Les Bourses européennes ont terminé globalement en baisse mercredi, pénalisées par le rebond des cours du pétrole, au milieu d'une pluie de résultats trimestriels d'entreprises.
L'indice Stoxx Europe 600 a clôturé en retrait de 0,3%, à 645,01 points. A Paris, Le CAC 40 a cédé 0,6%, à 8.408,27 points, tandis que le SBF 120, a lâché 0,5%, 6.369,57 points. A Francfort le DAX 40 a terminé à l'équilibre et à Londres, le FTSE a grignoté 0,3%.
Wall Street évoluait en nette baisse à la même heure dans un contexte de prudence après la flambée des cours de l'or noir et à quelques heures de la décision de la Réserve fédérale (Fed) sur les taux (20h00, heure de Paris). L'indice Dow Jones chutait de 1,5% tandis que le S&P 500 et le Nasdaq perdaient près de 0,8%.
Les cours du brut s'emballent de nouveau mercredi après la menace du président américain Donald Trump de "frapper durement" l'Iran à la suite d'attaques contre les forces armées américaines au Moyen-Orient. Vers 18h00, le baril de brent pour livraison en septembre, référence internationale, rebondissait de près de 7,3%, à 90,21 dollars. Le baril de brut léger WTI de même échéance coté à New York remontait de 6,7%, à 84,60 dollars.
Ce rebond des cours du pétrole ravive les craintes d'inflation et d'un maintien des taux à un niveau élevé de la Réserve fédérale.
"Une hausse surprise des taux [de la Fed] pourrait raviver la volatilité sur des marchés déjà particulièrement fragiles. A l'inverse, un maintien des taux pourrait ouvrir la voie à un rebond de soulagement des actions", a estimé dans une note Bret Kenwell, analyste des marchés américains pour eToro. "Toutefois, tout dépendra du ton adopté par la Fed: une pause assortie d'un discours résolument restrictif pourrait n'offrir qu'un répit de courte durée", prévient l'expert.
Sur le marché des changes, l'euro perd du terrain face au billet vert, cédant 0,1%, à 1,1384 dollar.
Au chapitre des valeurs, les opérateurs ont arbitré un tsunami de résultats d'entreprises sur le Vieux Continent, sanctionnant plusieurs poids lourds français comme Danone (-2,3%) et Hermès (-11%) mais récompensant le groupe de luxe Kering (+16,9%) ainsi que les sociétés de conseil en ingénierie Alten (+19,5%) et Sopra Steria (+13,6%).
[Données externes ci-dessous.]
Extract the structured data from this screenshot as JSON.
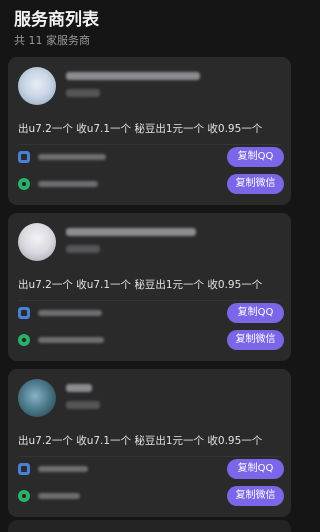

Le fabricant de semi-conducteurs Stmicroelectronics (-3,55%) a également continué de subir des dégagements, dans le sillage d'ASML (-1,9% à Amsterdam), dans un contexte d'inquiétudes sur la concurrence chinoise.
ACTIONS A SUIVRE
-ALTEN (+19,5%): le groupe d'ingénierie et de conseil en technologies s'est montré plus optimiste pour 2026 et anticipe désormais une croissance organique de son chiffre d'affaires de 1,4% à 1,8%. Dans le secteur, SOPRA STERA (+13,6%) a également brillé après avoir relevé sa prévision de croissance du chiffre d'affaires pour 2026.
-KERING (+16,9%): le groupe de luxe a dévoilé mardi soir un recul trimestriel plus faible que prévu des ventes de Gucci et une amélioration de sa rentabilité opérationnelle courante au premier semestre.
-BUREAU VERITAS (+7,1%): le groupe de certification et de contrôle de la qualité a relevé mercredi sa prévision de croissance pour l'année en cours, après avoir vu ses activités progresser dans l'ensemble des régions au premier semestre.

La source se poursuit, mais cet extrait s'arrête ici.